The Osceola County School Board could be comprised by a Hispanic majority for the first time in history. Currently there are only two Hispanic Board members; a third will provide for a majority.
In a county historically controlled by cattle ranchers and citrus growers dating back many generations, having three Hispanics on the Osceola School Board could be just another sign of the changing times in Central Florida. This may be the proverbial wave of immigrants and hurricane Maria transplants reaching the hillside and preparing to overtake the hill. Without making a judgment as to the advantages or disadvantages this shift could bring about significant changes for Hispanics and more representation of the residents, who are not necessarily all voters.
Will these new potential board members implement school policies that are framed by a sensitivity to first generation Spanish-speaking children and families? As in many parts of this State of Florida, where the minority has become the majority, these changes bring great hope along with also great fear depending on which side of the cattle fence you are on.
As Mr. Kelvin Soto, an Osceola School Board member shared with the PineApple Report, “being Hispanic is not really determinant – education policy and school district goals are shaped more by the board member’s education, philosophy and life experience rather than their ethnicity. I do not know a lot, but the little I know, I have very little in common with the Hispanic candidates.”
The three seats up for grabs are in District 2, currently held by Kelvin Soto, District 5, currently held by Ricky Booth and District 3, currently held by Tim Weisheyer. As of the April 30, 2020 campaign financial reports, each of the three races appear to have a clear financial front runner, with a total of eight candidates vying for these seats as follows.
In the race for District 2, replacing Mr. Soto, the candidates are P. Jochua Cora Santiago with a reported $1003 raised, former school board member Julius Melendez with a total of $6,740, and Kerly Santos with $1,820.
In the race for District 3, the potential third Hispanic seat on the Board, the candidates are Jon H. Arguello with an overwhelming fundraising lead of $15,794, Victor Cruz with no contributions to date and Casmore A. Shaw with a total of $900.
In the race for District 5, which appears that it will remain a non-Hispanic seat, the candidates are Robert Bass with a total raised of $7,850 and Jeffery Rivera with only $25.
So it remains to be seen who will win and if money is any indication of the outcome, the School Board of Osceola County could have the third seat needed to complete a majority of positions won by Hispanics.

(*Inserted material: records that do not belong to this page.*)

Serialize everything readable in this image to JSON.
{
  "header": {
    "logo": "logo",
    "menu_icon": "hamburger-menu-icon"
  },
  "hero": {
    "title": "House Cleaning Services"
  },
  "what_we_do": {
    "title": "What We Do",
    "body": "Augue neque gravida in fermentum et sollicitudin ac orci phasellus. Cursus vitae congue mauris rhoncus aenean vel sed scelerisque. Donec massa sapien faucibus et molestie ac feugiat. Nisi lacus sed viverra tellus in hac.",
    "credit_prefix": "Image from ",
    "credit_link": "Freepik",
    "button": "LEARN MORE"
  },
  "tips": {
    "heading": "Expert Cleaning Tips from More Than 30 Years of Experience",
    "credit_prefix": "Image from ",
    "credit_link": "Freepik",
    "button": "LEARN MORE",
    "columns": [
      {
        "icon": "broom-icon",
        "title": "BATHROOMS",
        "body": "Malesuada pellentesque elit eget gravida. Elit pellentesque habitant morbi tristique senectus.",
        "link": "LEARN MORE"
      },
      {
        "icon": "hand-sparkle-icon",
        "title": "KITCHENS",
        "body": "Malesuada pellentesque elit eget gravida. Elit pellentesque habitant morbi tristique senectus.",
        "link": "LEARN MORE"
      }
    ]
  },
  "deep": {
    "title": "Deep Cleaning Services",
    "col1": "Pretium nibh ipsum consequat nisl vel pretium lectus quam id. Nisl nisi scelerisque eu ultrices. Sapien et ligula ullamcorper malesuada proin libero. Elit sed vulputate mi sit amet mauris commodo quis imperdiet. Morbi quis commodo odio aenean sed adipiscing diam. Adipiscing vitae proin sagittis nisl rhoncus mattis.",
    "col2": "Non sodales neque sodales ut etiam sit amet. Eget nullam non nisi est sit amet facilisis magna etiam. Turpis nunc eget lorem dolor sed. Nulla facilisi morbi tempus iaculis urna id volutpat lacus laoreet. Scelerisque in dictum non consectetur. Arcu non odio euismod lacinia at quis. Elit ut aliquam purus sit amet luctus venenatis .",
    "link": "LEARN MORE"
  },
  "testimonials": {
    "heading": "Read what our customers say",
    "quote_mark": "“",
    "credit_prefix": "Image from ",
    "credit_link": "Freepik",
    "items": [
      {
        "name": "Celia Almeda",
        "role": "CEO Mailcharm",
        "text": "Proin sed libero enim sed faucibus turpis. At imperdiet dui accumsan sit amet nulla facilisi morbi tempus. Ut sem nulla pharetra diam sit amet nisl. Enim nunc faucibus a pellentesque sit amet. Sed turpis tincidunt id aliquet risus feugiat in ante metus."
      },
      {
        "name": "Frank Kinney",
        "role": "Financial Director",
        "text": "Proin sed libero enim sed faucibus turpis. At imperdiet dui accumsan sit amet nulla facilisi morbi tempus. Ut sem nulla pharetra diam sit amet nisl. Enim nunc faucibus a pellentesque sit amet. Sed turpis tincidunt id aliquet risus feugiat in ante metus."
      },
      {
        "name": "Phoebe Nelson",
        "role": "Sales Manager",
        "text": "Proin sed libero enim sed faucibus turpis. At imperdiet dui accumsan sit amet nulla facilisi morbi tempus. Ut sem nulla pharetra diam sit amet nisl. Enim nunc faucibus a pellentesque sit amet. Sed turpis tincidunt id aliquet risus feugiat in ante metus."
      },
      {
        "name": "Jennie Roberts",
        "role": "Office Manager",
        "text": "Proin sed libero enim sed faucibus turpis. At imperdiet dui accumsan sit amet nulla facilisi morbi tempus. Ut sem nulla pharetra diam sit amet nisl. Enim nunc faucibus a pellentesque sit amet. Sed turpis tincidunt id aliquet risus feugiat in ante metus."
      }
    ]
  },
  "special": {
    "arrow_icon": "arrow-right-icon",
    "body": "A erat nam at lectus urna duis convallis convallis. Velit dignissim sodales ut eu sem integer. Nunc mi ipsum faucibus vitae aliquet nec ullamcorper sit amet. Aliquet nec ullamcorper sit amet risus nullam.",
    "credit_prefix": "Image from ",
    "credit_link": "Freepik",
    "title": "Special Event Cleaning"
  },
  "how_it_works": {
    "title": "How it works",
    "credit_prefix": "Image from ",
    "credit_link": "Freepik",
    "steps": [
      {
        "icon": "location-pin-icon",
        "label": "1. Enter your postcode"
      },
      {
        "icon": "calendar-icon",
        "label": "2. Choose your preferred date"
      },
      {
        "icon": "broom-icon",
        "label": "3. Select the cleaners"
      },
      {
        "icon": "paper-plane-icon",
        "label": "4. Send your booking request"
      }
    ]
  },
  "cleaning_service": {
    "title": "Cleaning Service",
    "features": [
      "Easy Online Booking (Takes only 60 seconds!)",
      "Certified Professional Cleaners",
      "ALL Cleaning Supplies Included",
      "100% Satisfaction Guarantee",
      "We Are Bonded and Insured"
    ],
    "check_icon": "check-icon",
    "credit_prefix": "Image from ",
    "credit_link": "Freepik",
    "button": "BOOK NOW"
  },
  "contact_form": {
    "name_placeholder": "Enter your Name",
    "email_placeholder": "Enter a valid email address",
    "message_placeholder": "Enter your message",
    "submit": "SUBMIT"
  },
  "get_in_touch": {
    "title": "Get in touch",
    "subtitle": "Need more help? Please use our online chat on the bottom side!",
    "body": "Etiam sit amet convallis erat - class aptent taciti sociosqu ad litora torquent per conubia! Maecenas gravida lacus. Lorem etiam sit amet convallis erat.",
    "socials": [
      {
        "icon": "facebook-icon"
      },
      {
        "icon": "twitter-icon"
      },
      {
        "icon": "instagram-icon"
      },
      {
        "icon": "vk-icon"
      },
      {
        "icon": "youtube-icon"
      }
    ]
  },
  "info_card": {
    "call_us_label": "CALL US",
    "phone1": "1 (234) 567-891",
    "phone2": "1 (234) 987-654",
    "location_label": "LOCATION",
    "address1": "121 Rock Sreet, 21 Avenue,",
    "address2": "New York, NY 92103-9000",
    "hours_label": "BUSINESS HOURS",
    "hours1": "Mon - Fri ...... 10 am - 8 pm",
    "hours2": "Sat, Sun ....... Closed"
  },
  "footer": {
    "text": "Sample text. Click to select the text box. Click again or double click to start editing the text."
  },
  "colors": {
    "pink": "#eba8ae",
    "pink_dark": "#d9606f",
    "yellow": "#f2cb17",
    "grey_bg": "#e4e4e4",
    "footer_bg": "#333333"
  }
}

The new elected officials would serve along side school boards members Terry Castillo, the third Hispanic, and Clarence Tacker. The big question will then be, how does the minority handle power when they become the majority in terms of their decisions on policies that meet and are representative of the needs of ALL the students and families dependent on the Osceola School District for an education that prepares them for a greater future.